On the More than Human Theme
Richard on Our
Theme of the More than Human
From a Think Out Loud Interview on Oregon Public Broadcasting.
Miller: As I noted this, your new book came out about three years after the Pulitzer prize winning novel, “The Overstory”, which is about a lot of things, but at base maybe the interconnectedness of trees and fungus and us and everything. Do you see a through line between “The Overstory’' and “Bewilderment”?

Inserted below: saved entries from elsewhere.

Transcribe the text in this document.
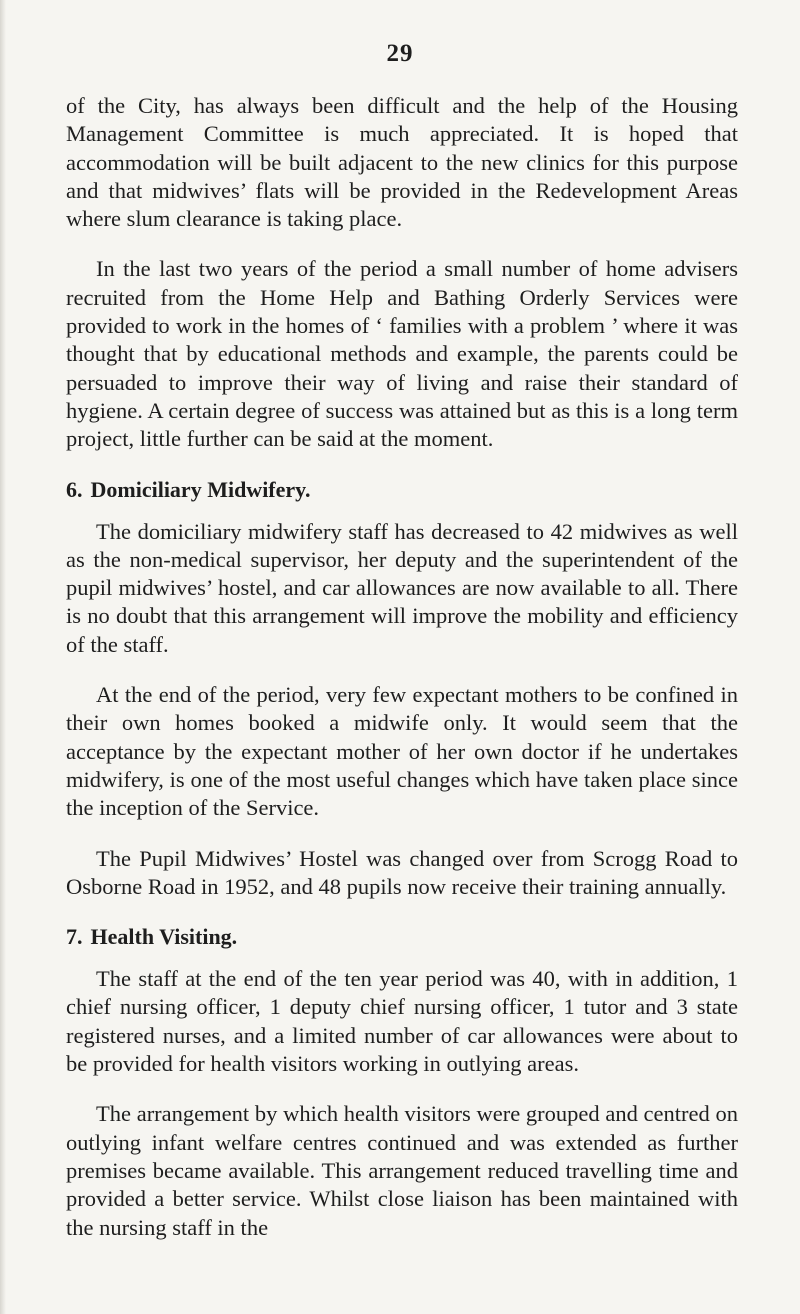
29

of the City, has always been difficult and the help of the Housing Management Committee is much appreciated. It is hoped that accommodation will be built adjacent to the new clinics for this purpose and that midwives’ flats will be provided in the Redevelopment Areas where slum clearance is taking place.

In the last two years of the period a small number of home advisers recruited from the Home Help and Bathing Orderly Services were provided to work in the homes of ‘ families with a problem ’ where it was thought that by educational methods and example, the parents could be persuaded to improve their way of living and raise their standard of hygiene. A certain degree of success was attained but as this is a long term project, little further can be said at the moment.

6. Domiciliary Midwifery.

The domiciliary midwifery staff has decreased to 42 midwives as well as the non-medical supervisor, her deputy and the superintendent of the pupil midwives’ hostel, and car allowances are now available to all. There is no doubt that this arrangement will improve the mobility and efficiency of the staff.

At the end of the period, very few expectant mothers to be confined in their own homes booked a midwife only. It would seem that the acceptance by the expectant mother of her own doctor if he undertakes midwifery, is one of the most useful changes which have taken place since the inception of the Service.

The Pupil Midwives’ Hostel was changed over from Scrogg Road to Osborne Road in 1952, and 48 pupils now receive their training annually.

7. Health Visiting.

The staff at the end of the ten year period was 40, with in addition, 1 chief nursing officer, 1 deputy chief nursing officer, 1 tutor and 3 state registered nurses, and a limited number of car allowances were about to be provided for health visitors working in outlying areas.

The arrangement by which health visitors were grouped and centred on outlying infant welfare centres continued and was extended as further premises became available. This arrangement reduced travelling time and provided a better service. Whilst close liaison has been maintained with the nursing staff in the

Powers: I absolutely do. “Bewilderment” was my 12th novel. I’ve been publishing since 1985, so almost four decades, and I’ve been pursuing this trajectory that I was talking about earlier ‒ namely using the books as a way of becoming better versed in different worlds, different ways of thinking about the world. “Overstory” was the first time that I wrote a book where, when I got to the end, I just wanted to keep exploring those same questions ‒ the interdependence of existence into being this kind of vast ramifying branching symbiotic experiment that we’re becoming part of, that we’ve always been a part of, and wanting to tell stories that break down the difference between humans and the more than human world. And I continue those themes in “Bewilderment” but just in a very different way, as you mentioned in a shorter form, far fewer characters, a simpler prose style, but all of these questions: Who are we? How do we live here on earth among the neighbors? Who we have ceased to see and ceased to take seriously? So “Bewilderment” and “Overstory” are in a way connected, underground as it were, by fungal filaments that make them, in a sense, the same story, pursued in very different ways.